Nayra Kirana, gadis berusia 22 tahun yang baru lulus kuliah, dihadapkan pada kenyataan pahit, ayahnya sakit keras dan keluarganya berada di ambang kehancuran ekonomi. Ketika semua pintu tertutup, satu-satunya jalan keluar datang dalam bentuk penawaran tak terduga—menikah dengan Arka Pratama, pria terpandang, CEO sukses, sekaligus... paman dari senior sekaligus bos tempatnya magang.
Arka adalah duda berusia 35 tahun, dingin, tertutup, dan menyimpan banyak luka dari masa lalunya. Meski memiliki segalanya, ia hidup sendiri, jauh dari kehangatan keluarga. Sejak pertama kali melihat Nayra saat masih remaja, Arka sudah merasa tertarik—bukan secara fisik semata, melainkan pada keteguhan hati dan ketulusan gadis itu. Ketika Nayra tumbuh dewasa dan kesulitan menghimpit hidupnya, Arka melihat kesempatan untuk menjadikan gadis itu bagian dari hidupnya.

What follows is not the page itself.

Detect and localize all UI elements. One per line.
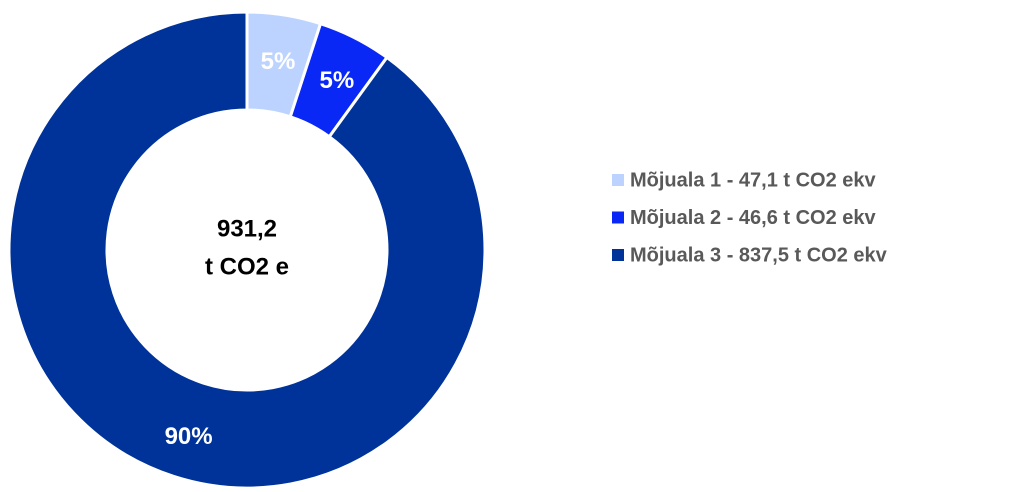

Tanpa cinta, tanpa keromantisan, mereka memulai hidup sebagai suami istri berdasarkan perjanjian: tidak ada kewajiban fisik, tidak ada tuntutan
Karya ini diterbitkan atas izin NovelToon Lee_ya, isi konten hanyalah pandangan pribadi pembuatnya, tidak mewakili NovelToon sendiri
Dalam Dekap yang Belum Siap
“Aku tahu kamu bilang nggak mau ikut rapat,” kata Arka, memegang dua map dokumen sambil berjalan cepat di lorong kantor.
“Tapi?” tanyaku, menyusul langkah panjangnya dengan high heels yang terasa terlalu tinggi untuk ukuran istri CEO amatir.
“Tapi sekretarisku cuti. Dan direksi Korea itu lebih suka dijamu oleh istri pemilik perusahaan daripada manajer biasa.”
Aku menatapnya curiga.
"Kamu yakin ini karena alasan bisnis? Bukan karena kamu suka ngelihat aku gugup waktu duduk di ruang rapat?”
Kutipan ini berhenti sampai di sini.